Keep an Eye Filmacademie Festival 2016

Research presentation 2

Dawood Hilmandi - BREATHLESS SHAMELESS FRAMELESS - cinema selon Godard

Afghanistan and Switzerland may be far away but the visual iconography of both these mountainous countries cannot be closer. Imagine the famous 15th century Swiss revolutionary / terrorist, William Tell with his arrow and apple bringing havoc to his Austrian Colonizers, but then just for one minute update this image to the 9/11 attacks and its instigator, Osama bin Laden. I only say all this, not to applaud violence, but simply to show that even thousands of miles away and approximately 500 years in time, the strains of history are connected, even in the most unimaginable ways.

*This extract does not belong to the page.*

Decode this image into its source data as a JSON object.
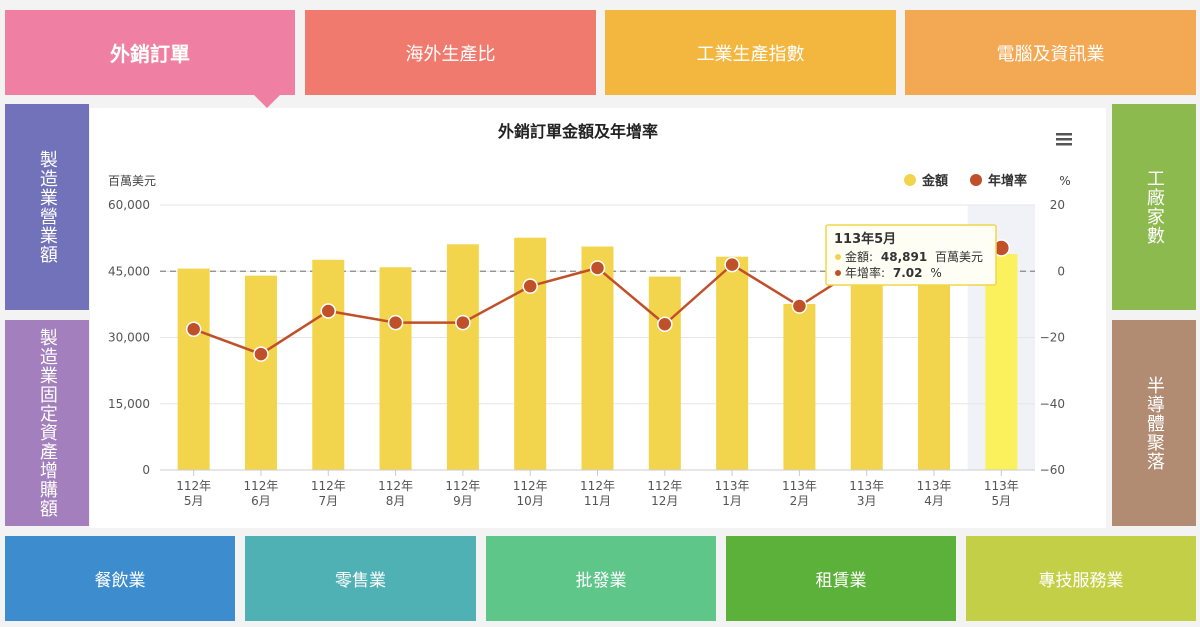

And the cinematic layout was always there; beyond the gorgeous mountains of both our respective countries, beyond the fact we both posses three main tribes, beyond the fact that we are both land-locked and beyond the fact we both had/ have enemies everywhere surrounding us and we always welcomed our anarchist guests. Sometimes we are too kind to our guests for better and worse. But beyond all those facts, the Swiss finally had a Pact of Grutli that united them once and for all. And we, the Afghans are still are going through our version of it, called the loya Jirga with our 3 main tribes. And here I stand before you, an Afghan / Dutch, imagining the past, watching the present and having a crazy affinity to this Master of cinema called Jean-Luc Godard.

Just imagine the magic of the moving images of Godard’s cuts, which are themselves a kind of endless revolutions in themselves. The changing in forms, context, contents and sub-subtext, whether it’s the classic dramas of Le Mépris, Masculin Féminin, made in the USA, or the more politically overt works like Le Petit Soldat, Les Carabiniers, or the literally boat rocking Film Socialisme. I am going to go through my personal history of cinema using Master JLG’s works and their artistic parallels to ideas of my own . Perhaps it will explain how and why I find this man, this honorary mountainous Swiss – French – Afghan maker so close to my heart, spirit, artistic and intellectual development.

Join me on a night of adventure. Perhaps Jean-Luc will be there as well in spirit and flesh.
Read more about Dawood

Anastasija Piroženko - The Aesthetics of Mimicry – the contemporary condition of the emergent Eastern European States

The fall of the Soviet system in 1990 has meant, for Eastern Europe, not only political change, but also the collapse of general structures of meaning and patterns of everyday life. “We live in the ruins of culture,”- Vytautas Landsbergis, the head of the state, said. The Eastern European states emerged from the “ruins” as uncertain and insecure, looking over their shoulders to Western Europe and feeling “almost European but not quite.”

The Eastern European societies have started intense processes of imitation and mimicry. By borrowing, adopting and appropriating Western European cultural and linguistic practices and life styles, they attempted to establish new identities and recuperate some legitimacy. At some point, the unequal relation between the two can be characterized by the metaphor of Plato’s cave – where Eastern Europe stands for the play of shadow, and Western Europe for the real world or authentic reality.

Anastasija has invited sociologist prof. dr. Rasa Baločkaitė, who has written extensively on the subject, to come and discuss with her the practices of the production of identity by the former Eastern Bloc. In this context Anastasija will also introduce her film Syndromes Of Mimicry. Rasa Baločkaitė is an associate professor in sociology in the Department of Social and Political Theory, Vytautas Magnus University, Lithuania. Her scholarly interests include Soviet and post Soviet societies, Soviet colonialism, societies in transition. She was visiting Fulbright scholar at UC Berkeley in 2011 and visiting fellow at Potsdam Centre for Contemporary History in 2012 and 2013. 

Independent curator Katia Krupennikova will moderate the talk.